Very human eye has focus, Google just think din't about that.

I would love something as lens in the future than glass in the present. I
would prefer glass for calls but not video calls.

------
ryusage
> And train yourself to rely less on your smartphone, while you’re at it.

This pretty much sums up this "review" for me. It's not a hands-on article so
much as a reaction to her husband's device usage habits. May as well be about
cell phones.

------
yamalight
It is so professional and insightful to discuss a product that's not even
finalized yet. Journalism ftw!

------
Dewie
This article seems to piggyback on the recent meme of 'technology can be
useful but also asocial and isolating/Why I deactivated my
Facebook/Twitter/Google+', which I agree with, but she is a bit too preachy;
please tell me why exactly Glass is bad, not just some general appeals to the
bad side-effects of modern consumer gadgets.

> On the other hand, for myriad kinds of workers, I can see Glass being an
> extraordinarily helpful, hands-free tool. Imagine working on an airplane
> engine and having the manual right in front of you or using it to photograph
> and catalog new species during a deep-sea diving expedition.

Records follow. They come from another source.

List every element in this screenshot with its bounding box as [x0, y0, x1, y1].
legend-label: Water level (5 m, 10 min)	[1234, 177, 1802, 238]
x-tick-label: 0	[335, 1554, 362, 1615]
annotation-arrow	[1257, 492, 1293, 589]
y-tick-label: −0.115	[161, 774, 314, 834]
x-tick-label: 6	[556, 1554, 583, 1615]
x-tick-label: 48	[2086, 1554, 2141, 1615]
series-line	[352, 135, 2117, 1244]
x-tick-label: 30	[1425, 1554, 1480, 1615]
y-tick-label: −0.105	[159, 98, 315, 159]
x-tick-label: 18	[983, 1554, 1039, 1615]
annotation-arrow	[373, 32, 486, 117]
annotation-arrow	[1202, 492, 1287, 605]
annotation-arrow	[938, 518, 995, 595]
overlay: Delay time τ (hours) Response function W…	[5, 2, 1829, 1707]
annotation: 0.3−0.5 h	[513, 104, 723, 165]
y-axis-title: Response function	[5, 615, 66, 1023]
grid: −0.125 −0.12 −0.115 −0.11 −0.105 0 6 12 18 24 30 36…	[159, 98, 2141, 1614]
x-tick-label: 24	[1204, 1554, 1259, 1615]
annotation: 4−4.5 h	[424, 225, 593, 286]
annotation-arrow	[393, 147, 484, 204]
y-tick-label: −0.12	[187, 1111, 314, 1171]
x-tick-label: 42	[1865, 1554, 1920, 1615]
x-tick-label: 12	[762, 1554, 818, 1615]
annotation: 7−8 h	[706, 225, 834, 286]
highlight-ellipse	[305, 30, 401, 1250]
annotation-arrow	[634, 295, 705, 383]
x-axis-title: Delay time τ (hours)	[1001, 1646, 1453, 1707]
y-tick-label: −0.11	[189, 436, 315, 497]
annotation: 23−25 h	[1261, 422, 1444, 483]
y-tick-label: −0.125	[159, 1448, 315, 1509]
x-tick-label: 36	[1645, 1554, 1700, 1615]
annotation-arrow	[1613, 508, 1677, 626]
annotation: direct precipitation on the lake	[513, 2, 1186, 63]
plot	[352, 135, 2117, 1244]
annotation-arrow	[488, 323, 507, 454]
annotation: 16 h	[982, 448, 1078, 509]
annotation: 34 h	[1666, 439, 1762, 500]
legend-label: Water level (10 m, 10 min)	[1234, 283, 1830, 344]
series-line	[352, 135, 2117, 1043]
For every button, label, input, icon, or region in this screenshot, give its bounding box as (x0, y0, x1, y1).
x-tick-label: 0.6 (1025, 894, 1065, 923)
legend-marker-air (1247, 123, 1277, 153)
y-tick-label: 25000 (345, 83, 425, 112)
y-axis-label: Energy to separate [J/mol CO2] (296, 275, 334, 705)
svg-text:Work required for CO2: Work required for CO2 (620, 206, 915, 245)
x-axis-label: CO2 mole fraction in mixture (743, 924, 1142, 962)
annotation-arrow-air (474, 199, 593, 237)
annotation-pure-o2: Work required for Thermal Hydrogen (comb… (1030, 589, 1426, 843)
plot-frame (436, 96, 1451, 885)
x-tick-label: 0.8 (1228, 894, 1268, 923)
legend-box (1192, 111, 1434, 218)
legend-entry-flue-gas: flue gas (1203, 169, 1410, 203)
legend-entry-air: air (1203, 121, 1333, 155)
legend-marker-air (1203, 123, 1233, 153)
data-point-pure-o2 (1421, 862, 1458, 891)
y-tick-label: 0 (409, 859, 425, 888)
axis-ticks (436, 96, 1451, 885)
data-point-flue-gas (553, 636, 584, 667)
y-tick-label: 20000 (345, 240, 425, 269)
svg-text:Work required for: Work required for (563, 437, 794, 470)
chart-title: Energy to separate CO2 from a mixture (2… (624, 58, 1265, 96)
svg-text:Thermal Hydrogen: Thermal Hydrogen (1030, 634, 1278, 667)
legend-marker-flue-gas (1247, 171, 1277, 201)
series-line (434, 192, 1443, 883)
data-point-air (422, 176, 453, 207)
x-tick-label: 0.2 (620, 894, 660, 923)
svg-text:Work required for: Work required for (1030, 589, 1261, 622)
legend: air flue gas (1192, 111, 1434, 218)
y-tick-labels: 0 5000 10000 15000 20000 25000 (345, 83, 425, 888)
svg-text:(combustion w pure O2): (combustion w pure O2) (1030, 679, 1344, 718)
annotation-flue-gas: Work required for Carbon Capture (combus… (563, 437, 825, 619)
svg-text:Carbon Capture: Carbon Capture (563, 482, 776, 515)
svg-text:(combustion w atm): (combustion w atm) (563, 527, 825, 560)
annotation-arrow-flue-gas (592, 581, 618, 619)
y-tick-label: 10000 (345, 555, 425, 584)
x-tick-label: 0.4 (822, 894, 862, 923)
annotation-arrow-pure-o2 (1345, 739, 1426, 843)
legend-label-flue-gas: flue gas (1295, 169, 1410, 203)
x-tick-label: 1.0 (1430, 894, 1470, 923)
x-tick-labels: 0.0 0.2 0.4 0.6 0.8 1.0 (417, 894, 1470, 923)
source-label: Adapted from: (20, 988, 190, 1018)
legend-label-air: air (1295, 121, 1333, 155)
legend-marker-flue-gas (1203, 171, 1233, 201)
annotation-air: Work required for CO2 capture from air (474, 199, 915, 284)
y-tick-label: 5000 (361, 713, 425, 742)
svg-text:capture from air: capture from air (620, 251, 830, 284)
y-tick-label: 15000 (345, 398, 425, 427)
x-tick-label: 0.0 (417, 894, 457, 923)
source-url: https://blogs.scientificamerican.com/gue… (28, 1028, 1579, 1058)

Imagine being someone who has to fix his sink, so he has to bust out a manual
and figure out the sink at the same time... oh wait, turns out this nugget
doesn't only apply to professional contexts.

Consumer-applications ← not just playing casual games and updating social
media about what you had for dinner.

I can see Glass being excellent for some things, while maybe not being ideal
for most of the things that you do. Imagine that you are in a foreign country
and don't speak the language and you want to talk to someone; do you bust out
your smart phone and let the other person spell out the words, then have them
played back to you or you read it yourself? Or do you simply talk to that
person and see the subtitles pop up as you go? The latter one is clearly
superior, IMO.

This is like a review of cellphones from the 80's, "Stuff like this will never
be used by anyone else than really busy professionals. It doesn't even fit in
your pocket!"

EDIT: A lot of the time I really only need my smart phone for special
purposes. Things like finding my way around places I haven't been is much
easier with google maps than with a physical map and/or asking directions.
Other than that? Well, surfing the web and listening to music, the former
being a way to kill time and the latter something that my iPod Nano does
better. Yet, smart phones are here to stay for most people.